Le déjeuner terminé quand il plut à Dieu, il était quatre heures ; les hommes allèrent se promener dans le parc, qui était magnifique, ou regardèrent danser sur la pelouse du château, les paysannes de Puygarrig, parées de leurs habits de fête. De la sorte, nous employâmes quelques heures. Cependant les femmes étaient fort empressées autour de la mariée, qui leur faisait admirer sa corbeille. Puis, elle changea de toilette, et je remarquai qu’elle couvrit ses beaux cheveux d’un bonnet et d’un chapeau à plumes, car les femmes n’ont rien de plus pressé que de prendre, aussitôt qu’elles le peuvent, les parures que l’usage leur défend de porter quand elles sont encore demoiselles.

Il était près de huit heures quand on se disposa à partir pour Ille. Mais d’abord eut lieu une scène pathétique. La tante de Mlle de Puygarrig, qui lui servait de mère, femme très âgée et fort dévote, ne devait point aller avec nous à la ville. Au départ, elle fit à sa nièce un sermon touchant sur ses devoirs d’épouse, duquel sermon résulta un torrent de larmes et des embrassemens sans fin. M. de Peyrehorade comparait cette séparation à l’enlèvement des Sabines.

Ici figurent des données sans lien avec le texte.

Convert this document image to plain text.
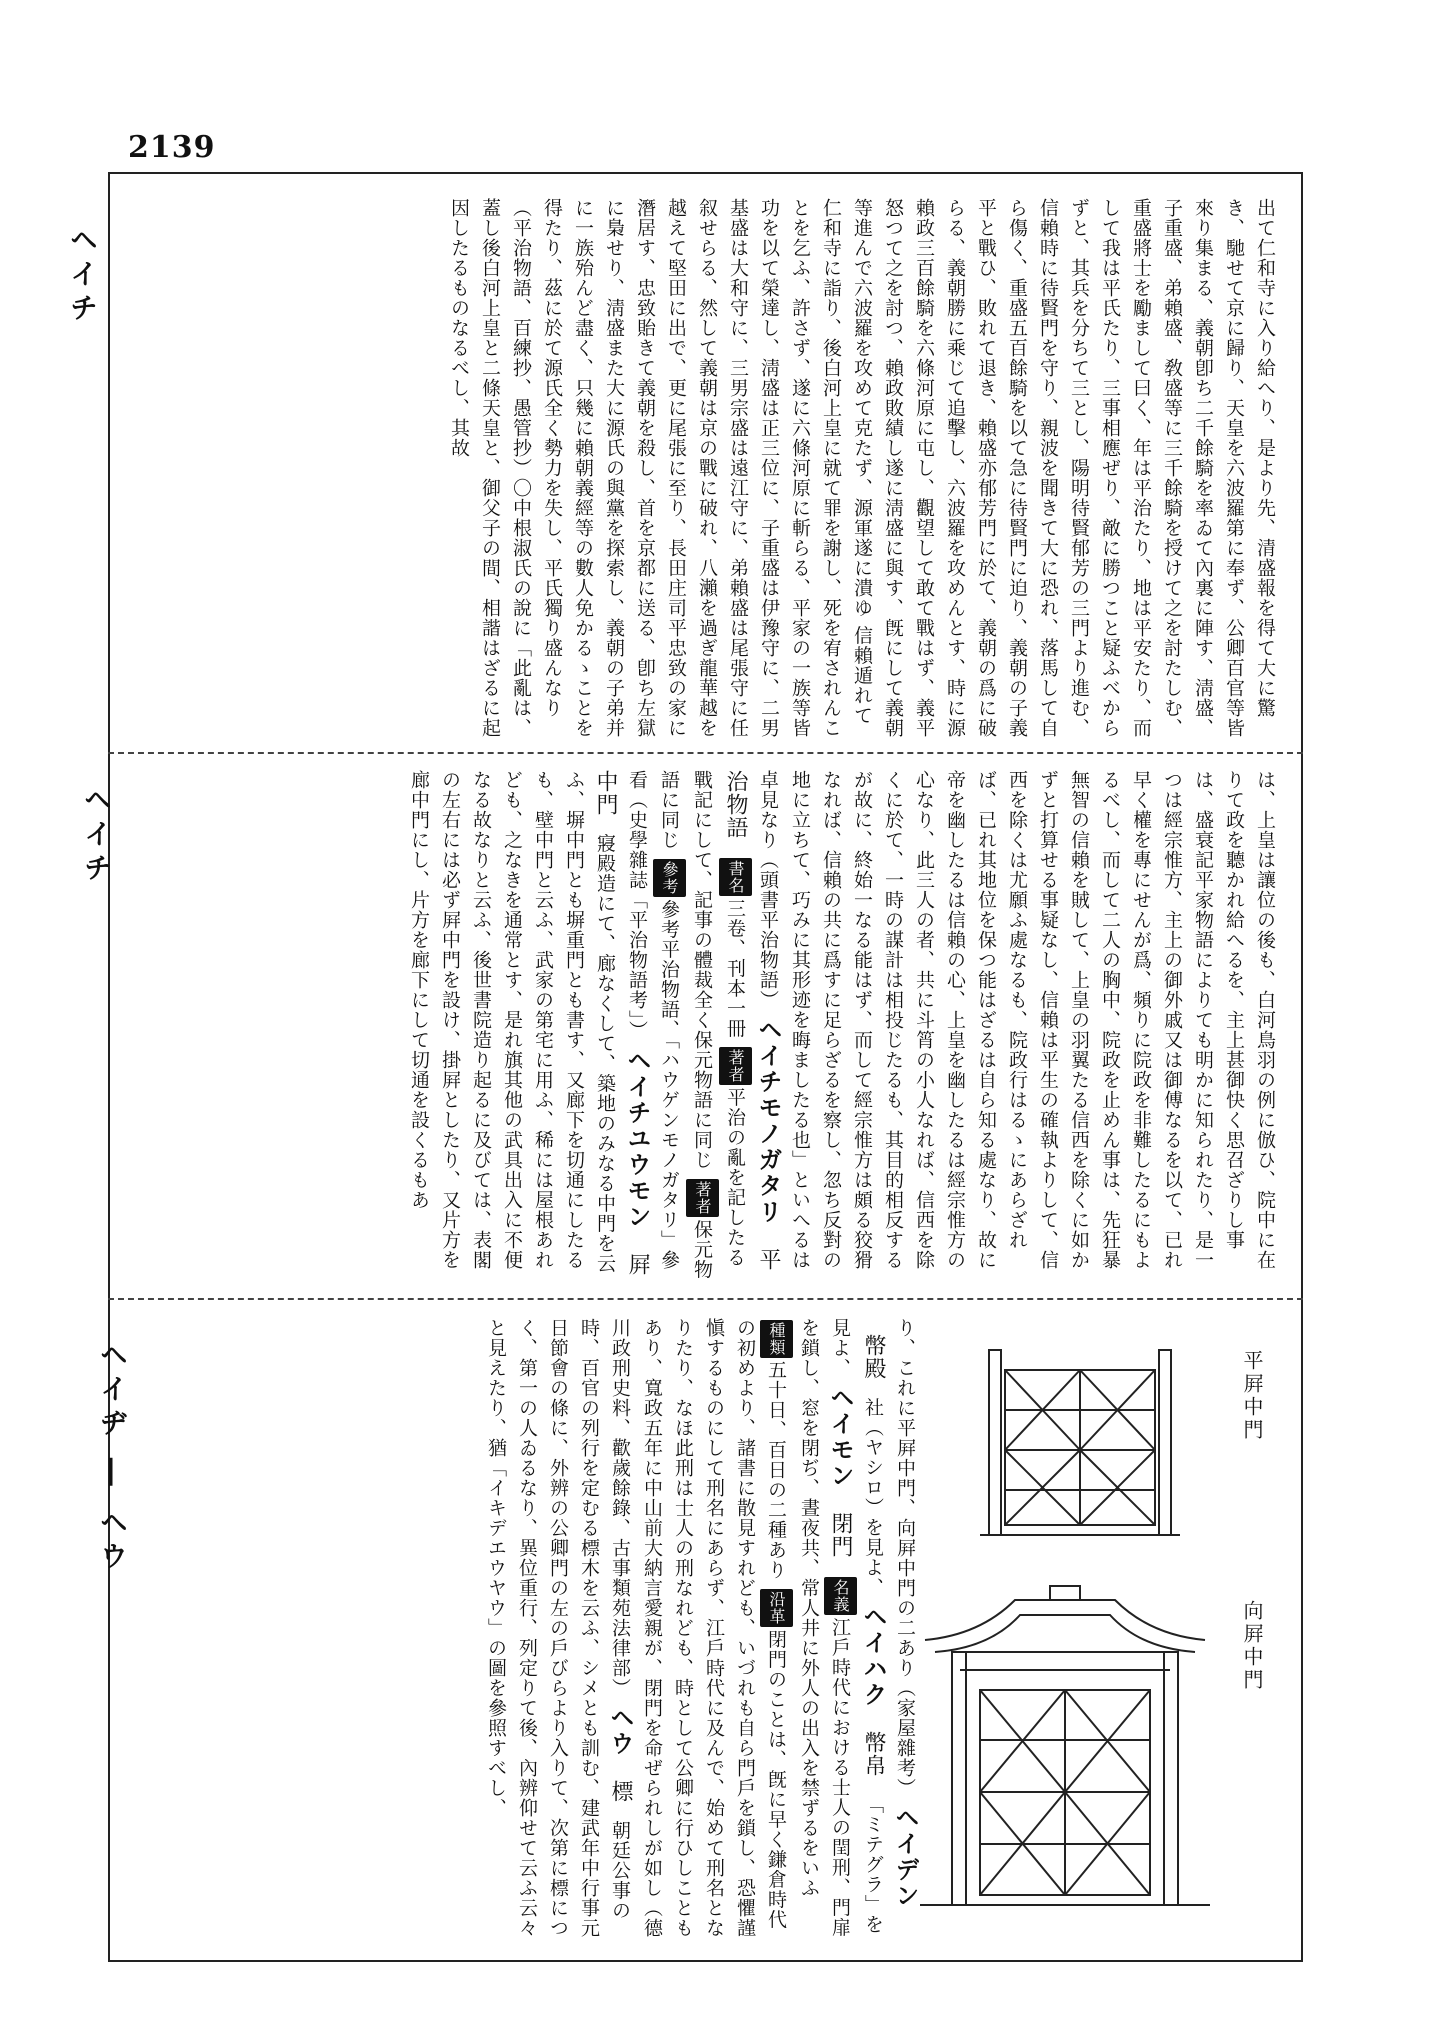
2139
ヘイチ
ヘイチ
ヘイヂ ― ヘウ
出て仁和寺に入り給へり、是より先、清盛報を得て大に驚き、馳せて京に歸り、天皇を六波羅第に奉ず、公卿百官等皆來り集まる、義朝卽ち二千餘騎を率ゐて內裏に陣す、淸盛、子重盛、弟賴盛、敎盛等に三千餘騎を授けて之を討たしむ、重盛將士を勵まして曰く、年は平治たり、地は平安たり、而して我は平氏たり、三事相應ぜり、敵に勝つこと疑ふべからずと、其兵を分ちて三とし、陽明待賢郁芳の三門より進む、信賴時に待賢門を守り、親波を聞きて大に恐れ、落馬して自ら傷く、重盛五百餘騎を以て急に待賢門に迫り、義朝の子義平と戰ひ、敗れて退き、賴盛亦郁芳門に於て、義朝の爲に破らる、義朝勝に乘じて追擊し、六波羅を攻めんとす、時に源賴政三百餘騎を六條河原に屯し、觀望して敢て戰はず、義平怒つて之を討つ、賴政敗績し遂に淸盛に與す、旣にして義朝等進んで六波羅を攻めて克たず、源軍遂に潰ゆ 信賴遁れて仁和寺に詣り、後白河上皇に就て罪を謝し、死を宥されんことを乞ふ、許さず、遂に六條河原に斬らる、平家の一族等皆功を以て榮達し、淸盛は正三位に、子重盛は伊豫守に、二男基盛は大和守に、三男宗盛は遠江守に、弟賴盛は尾張守に任叙せらる、然して義朝は京の戰に破れ、八瀨を過ぎ龍華越を越えて堅田に出で、更に尾張に至り、長田庄司平忠致の家に潛居す、忠致貽きて義朝を殺し、首を京都に送る、卽ち左獄に梟せり、淸盛また大に源氏の與黨を探索し、義朝の子弟并に一族殆んど盡く、只幾に賴朝義經等の數人免かるゝことを得たり、茲に於て源氏全く勢力を失し、平氏獨り盛んなり（平治物語、百練抄、愚管抄）〇中根淑氏の說に「此亂は、蓋し後白河上皇と二條天皇と、御父子の間、相諧はざるに起因したるものなるべし、其故
は、上皇は讓位の後も、白河鳥羽の例に倣ひ、院中に在りて政を聽かれ給へるを、主上甚御快く思召ざりし事は、盛衰記平家物語によりても明かに知られたり、是一つは經宗惟方、主上の御外戚又は御傅なるを以て、已れ早く權を專にせんが爲、頻りに院政を非難したるにもよるべし、而して二人の胸中、院政を止めん事は、先狂暴無智の信賴を賊して、上皇の羽翼たる信西を除くに如かずと打算せる事疑なし、信賴は平生の確執よりして、信西を除くは尤願ふ處なるも、院政行はるゝにあらざれば、已れ其地位を保つ能はざるは自ら知る處なり、故に帝を幽したるは信賴の心、上皇を幽したるは經宗惟方の心なり、此三人の者、共に斗筲の小人なれば、信西を除くに於て、一時の謀計は相投じたるも、其目的相反するが故に、終始一なる能はず、而して經宗惟方は頗る狡猾なれば、信賴の共に爲すに足らざるを察し、忽ち反對の地に立ちて、巧みに其形迹を晦ましたる也」といへるは卓見なり（頭書平治物語） ヘイチモノガタリ 平治物語 書名三卷、刊本一冊 著者平治の亂を記したる戰記にして、記事の體裁全く保元物語に同じ 著者保元物語に同じ 參考參考平治物語、「ハウゲンモノガタリ」參看（史學雜誌「平治物語考」） ヘイチユウモン 屛中門 寢殿造にて、廊なくして、築地のみなる中門を云ふ、塀中門とも塀重門とも書す、又廊下を切通にしたるも、壁中門と云ふ、武家の第宅に用ふ、稀には屋根あれども、之なきを通常とす、是れ旗其他の武具出入に不便なる故なりと云ふ、後世書院造り起るに及びては、表閣の左右には必ず屛中門を設け、掛屛としたり、又片方を廊中門にし、片方を廊下にして切通を設くるもあ
り、これに平屛中門、向屛中門の二あり（家屋雜考） ヘイデン 幣殿 社（ヤシロ）を見よ、 ヘイハク 幣帛 「ミテグラ」を見よ、 ヘイモン 閉門 名義江戶時代における士人の閏刑、門扉を鎖し、窓を閉ぢ、晝夜共、常人井に外人の出入を禁ずるをいふ 種類五十日、百日の二種あり 沿革閉門のことは、旣に早く鎌倉時代の初めより、諸書に散見すれども、いづれも自ら門戶を鎖し、恐懼謹愼するものにして刑名にあらず、江戶時代に及んで、始めて刑名となりたり、なほ此刑は士人の刑なれども、時として公卿に行ひしこともあり、寬政五年に中山前大納言愛親が、閉門を命ぜられしが如し（德川政刑史料、歡歲餘錄、古事類苑法律部） ヘウ 標 朝廷公事の時、百官の列行を定むる標木を云ふ、シメとも訓む、建武年中行事元日節會の條に、外辨の公卿門の左の戶びらより入りて、次第に標につく、第一の人ゐるなり、異位重行、列定りて後、內辨仰せて云ふ云々と見えたり、猶「イキデエウヤウ」の圖を參照すべし、	平屛中門
向屛中門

Nous partîmes pourtant, et pendant la route chacun s’évertua pour distraire la mariée et la faire rire ; mais ce fut en vain.

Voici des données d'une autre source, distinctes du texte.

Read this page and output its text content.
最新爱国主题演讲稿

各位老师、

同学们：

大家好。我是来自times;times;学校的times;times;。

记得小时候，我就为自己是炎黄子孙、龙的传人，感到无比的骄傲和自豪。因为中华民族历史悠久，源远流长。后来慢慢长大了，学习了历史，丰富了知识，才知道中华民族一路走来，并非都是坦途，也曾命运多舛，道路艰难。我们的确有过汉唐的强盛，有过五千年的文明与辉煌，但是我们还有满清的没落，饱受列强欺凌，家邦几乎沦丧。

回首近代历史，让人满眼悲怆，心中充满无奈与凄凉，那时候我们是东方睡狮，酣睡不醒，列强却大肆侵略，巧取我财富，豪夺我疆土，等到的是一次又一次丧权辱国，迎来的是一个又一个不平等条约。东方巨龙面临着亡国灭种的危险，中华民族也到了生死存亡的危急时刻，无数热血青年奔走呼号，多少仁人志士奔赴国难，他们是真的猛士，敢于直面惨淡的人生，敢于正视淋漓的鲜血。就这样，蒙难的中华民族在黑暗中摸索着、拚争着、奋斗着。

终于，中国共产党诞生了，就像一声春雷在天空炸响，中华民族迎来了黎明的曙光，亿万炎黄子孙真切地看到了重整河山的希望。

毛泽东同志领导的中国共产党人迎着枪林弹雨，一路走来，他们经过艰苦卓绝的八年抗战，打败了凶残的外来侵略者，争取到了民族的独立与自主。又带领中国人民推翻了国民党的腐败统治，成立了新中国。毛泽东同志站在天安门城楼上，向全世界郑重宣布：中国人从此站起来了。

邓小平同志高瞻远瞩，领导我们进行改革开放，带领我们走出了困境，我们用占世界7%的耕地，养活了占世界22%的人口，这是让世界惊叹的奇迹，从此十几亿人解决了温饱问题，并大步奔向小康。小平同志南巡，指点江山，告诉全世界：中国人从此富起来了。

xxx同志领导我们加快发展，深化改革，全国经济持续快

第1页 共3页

À Ille, le souper nous attendait, et quel souper ! Si la grosse joie du matin m’avait choqué, je le fus bien davantage des équivoques et des plaisanteries dont le marié et la mariée surtout furent l’objet. Le marié, qui avait disparu un instant avant de se mettre à table, était pâle et d’un sérieux de glace. Il buvait à chaque instant du vieux vin de Collioure presque aussi fort que de l’eau-de-vie. J’étais à côté de lui, et me crus obligé de l’avertir :

— Prenez garde ! on dit que le vin…

Je ne sais quelle sottise je lui dis pour me mettre à l’unisson des convives.